Friday, March 28, 2003

I don't post a lot of poems on this blog. I personally find poems hard to read online unless they're short—that is, I like to be able to see the whole poem at a glance. There's something about the way one might otherwise have to endlessly scroll down that makes it hard for me to concentrate. Maybe I secretly hate poetry and want it to end quickly; but if that isn't true then it must be that brevity is part of the experience of reading poetry for me. It might be even more accurate to say that for me the poem really is an object, that old machine made of words, and if I can't hold it in my hands (the book) then I want to hold it with my eyes. Because after all I do read long poems and enjoy them, in book form.
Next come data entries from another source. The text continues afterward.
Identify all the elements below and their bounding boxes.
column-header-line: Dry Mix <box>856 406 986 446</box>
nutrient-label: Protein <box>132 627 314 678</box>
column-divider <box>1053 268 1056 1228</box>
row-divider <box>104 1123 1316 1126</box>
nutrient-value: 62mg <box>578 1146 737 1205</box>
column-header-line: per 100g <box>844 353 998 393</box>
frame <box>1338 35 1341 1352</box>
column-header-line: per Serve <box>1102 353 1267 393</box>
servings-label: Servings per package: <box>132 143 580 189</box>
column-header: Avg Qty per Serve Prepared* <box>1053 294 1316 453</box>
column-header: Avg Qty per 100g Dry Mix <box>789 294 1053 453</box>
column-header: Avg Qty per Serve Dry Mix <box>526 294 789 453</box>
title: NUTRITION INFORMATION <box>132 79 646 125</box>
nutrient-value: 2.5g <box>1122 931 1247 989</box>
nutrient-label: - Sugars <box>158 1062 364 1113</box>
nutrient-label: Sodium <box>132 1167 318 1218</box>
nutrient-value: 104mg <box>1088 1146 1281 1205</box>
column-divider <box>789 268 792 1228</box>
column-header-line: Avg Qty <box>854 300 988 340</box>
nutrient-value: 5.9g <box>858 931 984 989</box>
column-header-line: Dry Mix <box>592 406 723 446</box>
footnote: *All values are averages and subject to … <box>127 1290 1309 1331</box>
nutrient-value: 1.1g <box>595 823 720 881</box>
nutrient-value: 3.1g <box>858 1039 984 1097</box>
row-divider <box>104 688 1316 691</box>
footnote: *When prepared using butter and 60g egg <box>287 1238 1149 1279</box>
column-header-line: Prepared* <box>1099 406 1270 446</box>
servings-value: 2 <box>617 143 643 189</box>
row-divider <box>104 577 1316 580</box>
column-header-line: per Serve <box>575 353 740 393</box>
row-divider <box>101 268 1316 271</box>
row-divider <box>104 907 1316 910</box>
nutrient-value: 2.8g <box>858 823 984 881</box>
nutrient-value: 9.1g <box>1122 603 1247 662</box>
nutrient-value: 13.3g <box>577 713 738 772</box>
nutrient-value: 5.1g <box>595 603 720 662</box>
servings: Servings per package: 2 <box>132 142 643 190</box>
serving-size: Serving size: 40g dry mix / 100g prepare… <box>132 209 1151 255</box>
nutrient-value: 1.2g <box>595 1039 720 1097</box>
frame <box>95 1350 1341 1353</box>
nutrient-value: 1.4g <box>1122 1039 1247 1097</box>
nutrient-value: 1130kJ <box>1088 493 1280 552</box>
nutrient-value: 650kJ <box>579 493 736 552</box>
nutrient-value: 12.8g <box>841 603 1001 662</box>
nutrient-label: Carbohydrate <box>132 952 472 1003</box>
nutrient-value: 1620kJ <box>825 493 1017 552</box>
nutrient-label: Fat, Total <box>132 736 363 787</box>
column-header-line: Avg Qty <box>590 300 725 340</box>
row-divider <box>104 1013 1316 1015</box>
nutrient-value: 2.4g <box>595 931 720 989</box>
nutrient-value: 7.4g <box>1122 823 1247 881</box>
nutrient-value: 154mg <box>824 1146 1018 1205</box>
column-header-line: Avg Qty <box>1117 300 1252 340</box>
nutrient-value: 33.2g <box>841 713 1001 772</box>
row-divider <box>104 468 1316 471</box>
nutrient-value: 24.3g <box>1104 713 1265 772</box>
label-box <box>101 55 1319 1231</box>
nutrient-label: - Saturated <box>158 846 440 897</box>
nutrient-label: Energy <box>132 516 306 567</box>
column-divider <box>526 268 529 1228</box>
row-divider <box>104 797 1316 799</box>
That being said here are three fairly recent poems from my series-in-progress, Severance Songs. Events have inevitably and overwhelmingly invaded what was intended to be an experiment in pastoral. It still is, but the parameters of that experiment have undergone a painful and unwilled dilation. Incidentally, these are supposed to appear with a 1.5 spacing but I can't figure out how to do that in blogworld:

*

I'm hip to coelacanth, to refinding the spines
that were never really lost. The bloom is off again,
on again the oil wells. History: its “comportment”?
Its circulatory system? Its bald mechanics
abstract us from our distraction, distract us from our abstraction.
Its “dialectical images”? Its all-surrendering swoon.
Pace the present’s televisual fires, remember:
digital means by hand. Its too easy AWACs?
Its hard-to-sustain homecoming? Again with the island
abstaining its ill wind. The tropical sky was.…
The Mediterranean... All-volunteer hermeneut, I'm a-tumble.
Sustained by a crawl, vicious weather balloon.
The Missouri... breaks.… The rag ladder has started.
Heavy on my head the home inflammable’s my own.

*

Sun breaks sixty and the tattering blooms appear,
human and graceless. Heads down, eyes up, churning
muddy children and long boys, the lawgivers.
Beauty depends on concept, spring shrieks, Araby.
We brought our wintry candles unto the maw,
we stilled our voices, let sleeping language lie.
True and town’d together in our black array of masks,
behind each sun darkly downed, its breath that stirs the branches.
Concept relies on fire from elementary, empty hands.
Shake them and the head, the nod for no that goes unheard.
O vigilance, oh you kid, o the desert above our heads,
o awe and shock cathecting gleams from shattered glass.
What comes to candlepower’s ours. Grotesquely on the sand.
Mothering sun by night that masks our hearing human screams.

*

Soon I am confronted by a powerful youth.
He is camel-colored, a biceps, bear-hugger.
A terrible busload of boys is arriving
in the chocolate chips. You were mine
they say are mine to be mined caterwauling the wall.
Upside-down in his iris the Watts Towers rise.
Packed his suitcase, packed heat. To go.
Bedside fury, a terrible bustle at sleep.
That is all Turandot, all memory, head and torso striking
and sinking in a pool of lamentable oils.
All hands at hand, are mute replicas required?
Seeming? Humorous fluids inside and out
the body that flints some fire, denied and beside
the point of entry, swank blamery, bulleted.